A Newport News native named Dennis Banks used a strange sort of alchemy to conjure a promising show business career for himself.
In no time flat, Banks and his comic alter ego Felonious Munk were racking up more than a million hits on the Internet and thousands of television viewers in the New York City metro area.
Banks, a 39-year-old former automotive finance director with a checkered past, said he's still trying to wrap his head around his own success.
"I just started doing comedy in Virginia Beach in December 2010," he said, speaking by telephone from his new home in Harlem. "Less than a year later, I'm on TV. I've done 'Imus in the Morning' a few times, I've been on CNN with Don Lemon. I was at the kick off for Fashion Week this year. It's still weird. I'm still Dennis Banks."
Meanwhile, his character Felonious Munk is charging ahead at a seemingly magical pace. He's now doing three on-air commentaries a week on New York's WPIX-TV (Channel 11), the flagship station of The CW Network. He's doing stand-up comedy gigs from Brooklyn to Miami.
He also has plans to continue his "Stop It B!" YouTube video series. Those clips, which feature Felonious ranting about his pet peeves ranging from deluded amateur models to the high gasoline prices, proved to be the key to his ballooning audience.
Last summer, he recorded one of the profanity-drenched YouTube segments titled "Obama, pay your &*%$#% bills!" In it, he unleashed his frustration about the government's debt ceiling crisis.

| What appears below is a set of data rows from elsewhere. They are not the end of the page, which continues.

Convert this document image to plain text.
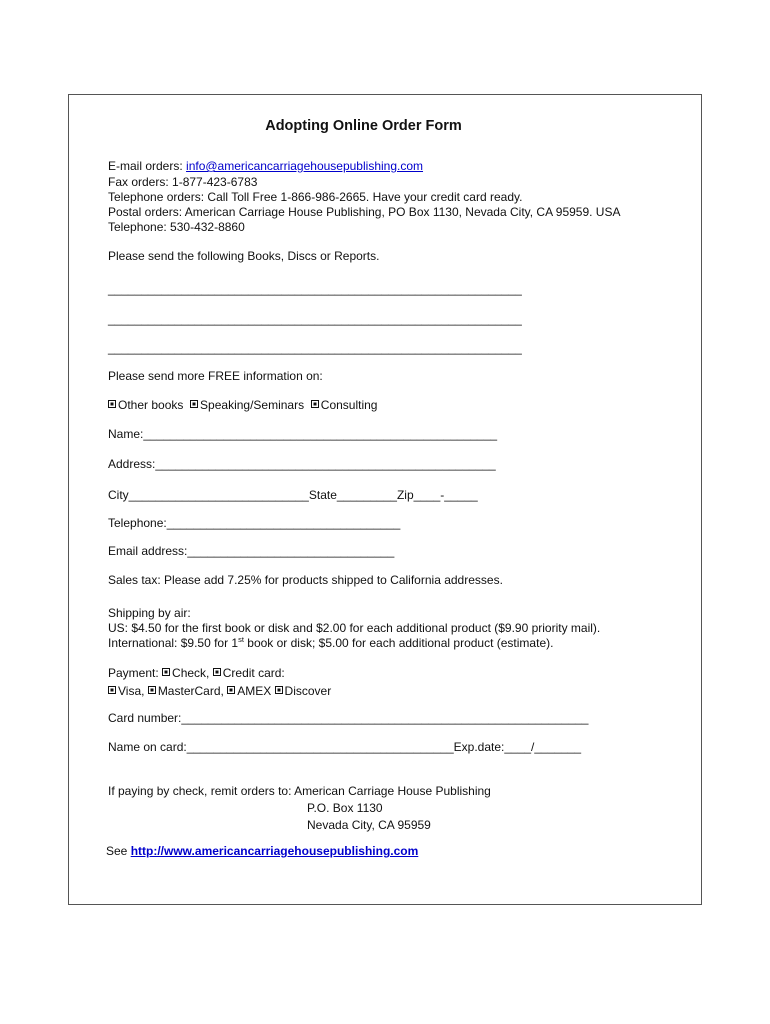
Adopting Online Order Form
E-mail orders: info@americancarriagehousepublishing.com
Fax orders: 1-877-423-6783
Telephone orders: Call Toll Free 1-866-986-2665. Have your credit card ready.
Postal orders: American Carriage House Publishing, PO Box 1130, Nevada City, CA 95959. USA
Telephone: 530-432-8860
Please send the following Books, Discs or Reports.
______________________________________________________________
______________________________________________________________
______________________________________________________________
Please send more FREE information on:
Other books Speaking/Seminars Consulting
Name:_____________________________________________________
Address:___________________________________________________
City___________________________State_________Zip____-_____
Telephone:___________________________________
Email address:_______________________________
Sales tax: Please add 7.25% for products shipped to California addresses.
Shipping by air:
US: $4.50 for the first book or disk and $2.00 for each additional product ($9.90 priority mail).
International: $9.50 for 1st book or disk; $5.00 for each additional product (estimate).
Payment: Check, Credit card:
Visa, MasterCard, AMEX Discover
Card number:_____________________________________________________________
Name on card:________________________________________Exp.date:____/_______
If paying by check, remit orders to: American Carriage House Publishing
P.O. Box 1130
Nevada City, CA 95959
See http://www.americancarriagehousepublishing.com
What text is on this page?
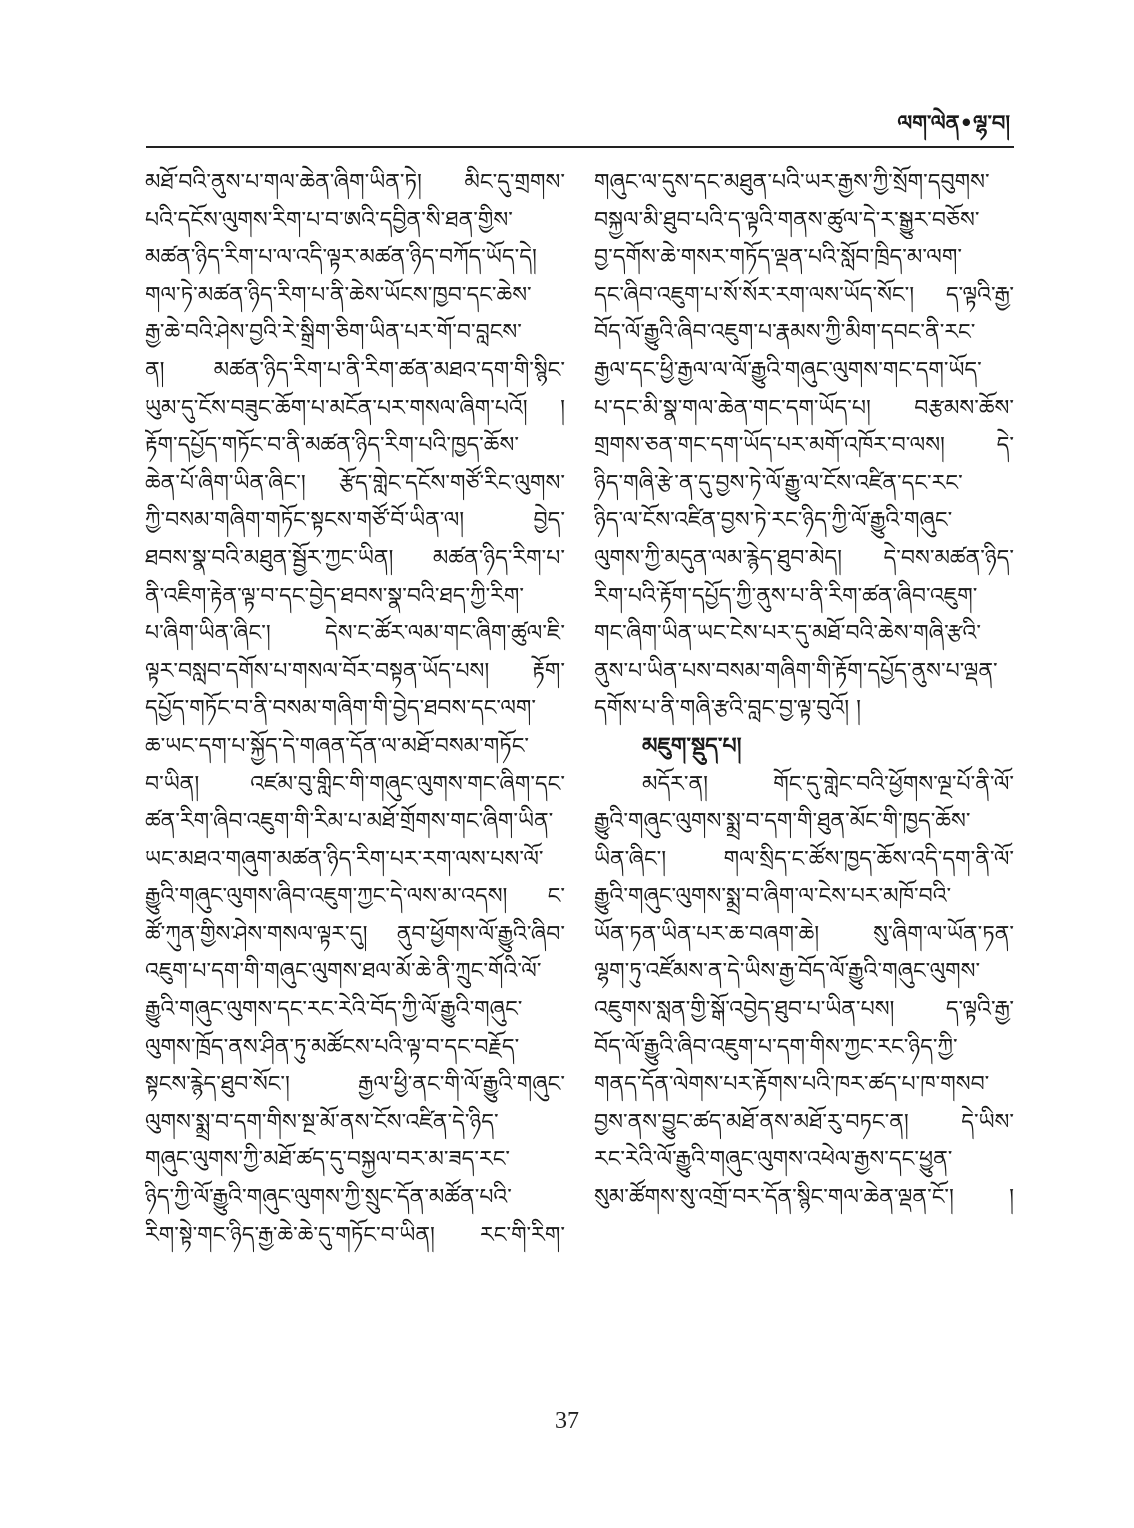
ལག་ལེན•ལྷ་བ།
མཐོ་བའི་ནུས་པ་གལ་ཆེན་ཞིག་ཡིན་ཏེ། མིང་དུ་གྲགས་
པའི་དངོས་ལུགས་རིག་པ་བ་ཨའི་དབྱིན་སི་ཐན་གྱིས་
མཚན་ཉིད་རིག་པ་ལ་འདི་ལྟར་མཚན་ཉིད་བཀོད་ཡོད་དེ།
གལ་ཏེ་མཚན་ཉིད་རིག་པ་ནི་ཆེས་ཡོངས་ཁྱབ་དང་ཆེས་
རྒྱ་ཆེ་བའི་ཤེས་བྱའི་རེ་སྒྲིག་ཅིག་ཡིན་པར་གོ་བ་བླངས་
ན། མཚན་ཉིད་རིག་པ་ནི་རིག་ཚན་མཐའ་དག་གི་སྙིང་
ཡུམ་དུ་ངོས་བཟུང་ཆོག་པ་མངོན་པར་གསལ་ཞིག་པའོ། །
རྟོག་དཔྱོད་གཏོང་བ་ནི་མཚན་ཉིད་རིག་པའི་ཁྱད་ཆོས་
ཆེན་པོ་ཞིག་ཡིན་ཞིང་། རྩོད་གླེང་དངོས་གཙོ་རིང་ལུགས་
ཀྱི་བསམ་གཞིག་གཏོང་སྟངས་གཙོ་བོ་ཡིན་ལ། བྱེད་
ཐབས་སྣ་བའི་མཐུན་སྦྱོར་ཀྱང་ཡིན། མཚན་ཉིད་རིག་པ་
ནི་འཇིག་རྟེན་ལྟ་བ་དང་བྱེད་ཐབས་སྣ་བའི་ཐད་ཀྱི་རིག་
པ་ཞིག་ཡིན་ཞིང་། དེས་ང་ཚོར་ལམ་གང་ཞིག་ཚུལ་ཇི་
ལྟར་བསླབ་དགོས་པ་གསལ་བོར་བསྟན་ཡོད་པས། རྟོག་
དཔྱོད་གཏོང་བ་ནི་བསམ་གཞིག་གི་བྱེད་ཐབས་དང་ལག་
ཆ་ཡང་དག་པ་སྐྱོད་དེ་གཞན་དོན་ལ་མཐོ་བསམ་གཏོང་
བ་ཡིན། འཛམ་བུ་གླིང་གི་གཞུང་ལུགས་གང་ཞིག་དང་
ཚན་རིག་ཞིབ་འཇུག་གི་རིམ་པ་མཐོ་གྲོགས་གང་ཞིག་ཡིན་
ཡང་མཐའ་གཞུག་མཚན་ཉིད་རིག་པར་རག་ལས་པས་ལོ་
རྒྱུའི་གཞུང་ལུགས་ཞིབ་འཇུག་ཀྱང་དེ་ལས་མ་འདས། ང་
ཚོ་ཀུན་གྱིས་ཤེས་གསལ་ལྟར་དུ། ནུབ་ཕྱོགས་ལོ་རྒྱུའི་ཞིབ་
འཇུག་པ་དག་གི་གཞུང་ལུགས་ཐལ་མོ་ཆེ་ནི་ཀྲུང་གོའི་ལོ་
རྒྱུའི་གཞུང་ལུགས་དང་རང་རེའི་བོད་ཀྱི་ལོ་རྒྱུའི་གཞུང་
ལུགས་ཁྲོད་ནས་ཤིན་ཏུ་མཚོངས་པའི་ལྟ་བ་དང་བརྗོད་
སྟངས་རྙེད་ཐུབ་སོང་། རྒྱལ་ཕྱི་ནང་གི་ལོ་རྒྱུའི་གཞུང་
ལུགས་སྨྲ་བ་དག་གིས་སྔ་མོ་ནས་ངོས་འཛིན་དེ་ཉིད་
གཞུང་ལུགས་ཀྱི་མཐོ་ཚད་དུ་བསྐྱལ་བར་མ་ཟད་རང་
ཉིད་ཀྱི་ལོ་རྒྱུའི་གཞུང་ལུགས་ཀྱི་སྲུང་དོན་མཚོན་པའི་
རིག་སྟེ་གང་ཉིད་རྒྱ་ཆེ་ཆེ་དུ་གཏོང་བ་ཡིན། རང་གི་རིག་
གཞུང་ལ་དུས་དང་མཐུན་པའི་ཡར་རྒྱས་ཀྱི་སྲོག་དབུགས་
བསྐྱལ་མི་ཐུབ་པའི་ད་ལྟའི་གནས་ཚུལ་དེ་ར་སྒྱུར་བཅོས་
བྱ་དགོས་ཆེ་གསར་གཏོད་ལྡན་པའི་སློབ་ཁྲིད་མ་ལག་
དང་ཞིབ་འཇུག་པ་སོ་སོར་རག་ལས་ཡོད་སོང་། ད་ལྟའི་རྒྱ་
བོད་ལོ་རྒྱུའི་ཞིབ་འཇུག་པ་རྣམས་ཀྱི་མིག་དབང་ནི་རང་
རྒྱལ་དང་ཕྱི་རྒྱལ་ལ་ལོ་རྒྱུའི་གཞུང་ལུགས་གང་དག་ཡོད་
པ་དང་མི་སྣ་གལ་ཆེན་གང་དག་ཡོད་པ། བརྩམས་ཆོས་
གྲགས་ཅན་གང་དག་ཡོད་པར་མགོ་འཁོར་བ་ལས། དེ་
ཉིད་གཞི་རྩེ་ན་དུ་བྱས་ཏེ་ལོ་རྒྱུ་ལ་ངོས་འཛིན་དང་རང་
ཉིད་ལ་ངོས་འཛིན་བྱས་ཏེ་རང་ཉིད་ཀྱི་ལོ་རྒྱུའི་གཞུང་
ལུགས་ཀྱི་མདུན་ལམ་རྙེད་ཐུབ་མེད། དེ་བས་མཚན་ཉིད་
རིག་པའི་རྟོག་དཔྱོད་ཀྱི་ནུས་པ་ནི་རིག་ཚན་ཞིབ་འཇུག་
གང་ཞིག་ཡིན་ཡང་ངེས་པར་དུ་མཐོ་བའི་ཆེས་གཞི་རྩའི་
ནུས་པ་ཡིན་པས་བསམ་གཞིག་གི་རྟོག་དཔྱོད་ནུས་པ་ལྡན་
དགོས་པ་ནི་གཞི་རྩའི་བླང་བྱ་ལྟ་བུའོ། །
མཇུག་སྡུད་པ།
མདོར་ན། གོང་དུ་གླེང་བའི་ཕྱོགས་ལྔ་པོ་ནི་ལོ་
རྒྱུའི་གཞུང་ལུགས་སྨྲ་བ་དག་གི་ཐུན་མོང་གི་ཁྱད་ཆོས་
ཡིན་ཞིང་། གལ་སྲིད་ང་ཚོས་ཁྱད་ཆོས་འདི་དག་ནི་ལོ་
རྒྱུའི་གཞུང་ལུགས་སྨྲ་བ་ཞིག་ལ་ངེས་པར་མཁོ་བའི་
ཡོན་ཏན་ཡིན་པར་ཆ་བཞག་ཆེ། སུ་ཞིག་ལ་ཡོན་ཏན་
ལྷག་ཏུ་འཛོམས་ན་དེ་ཡིས་རྒྱ་བོད་ལོ་རྒྱུའི་གཞུང་ལུགས་
འཇུགས་སླན་གྱི་སྒོ་འབྱེད་ཐུབ་པ་ཡིན་པས། ད་ལྟའི་རྒྱ་
བོད་ལོ་རྒྱུའི་ཞིབ་འཇུག་པ་དག་གིས་ཀྱང་རང་ཉིད་ཀྱི་
གནད་དོན་ལེགས་པར་རྟོགས་པའི་ཁར་ཚད་པ་ཁ་གསབ་
བྱས་ནས་བྱུང་ཚད་མཐོ་ནས་མཐོ་རུ་བཏང་ན། དེ་ཡིས་
རང་རེའི་ལོ་རྒྱུའི་གཞུང་ལུགས་འཕེལ་རྒྱས་དང་ཕྱུན་
སུམ་ཚོགས་སུ་འགྲོ་བར་དོན་སྙིང་གལ་ཆེན་ལྡན་ངོ་། །
37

"Yo, $14.6 trillion, b?" he said, making use of black street slang. "All my credit cards would have been cut off a long time before that." Staring straight into the camera, his rage seemed to grow with each sentence. "All I'm asking y'all to do is balance a budget ... This is something every American has to go through ever month ... Listen. You're the best and the brightest? Harvard? Yale? Brown? Cornell? This is what we put out? You should have gone to Norfolk State. You would have got the same education and you would have spent a lot less money."
Libertarian bloggers and Glenn Beck picked up on the piece and suddenly the clip attracted 300,000 views in one day. The clip's cumulative total of hits has now topped 1.8 million.
"Once Beck played it on his site, pretty much my life changed," Banks said. "That video alone literally changed everything for me. I went from local comedian to a national comedian."
Don Imus, whose show "Imus in the Morning" airs on the Fox Business network, interviewed him live on his program. In October, the National Review sent a reporter to Newport News to interview this new, black voice of conservatism.
The writer came away with the impression that Felonious Munk's world view doesn't easily fit in one political camp.
"It's fantastically profane, and now and then wrongheaded, I think," wrote the magazine's Jay Nordlinger. "But it's something remarkable under the sun."
These days, Banks said some of the political right's enthusiasm for his commentary has died down a bit. He's OK with that.
He never had the desire to become the right's answer to liberal-leaning funny man Lewis Black.
"The right has figured out that I'm not going to be their black Republican poster boy," he said. "I'm not going to lean to any side. I don't favor anybody … That's just who I am. Arguments are always on a particular issue, never on a party line."
And while he loves politics, he's a comedian first and foremost.
"People say I'm a commentator on TV," Banks said. "I'm a comic. At the beginning of the day and the end of the day, I'm still a comic. It's all funny to me."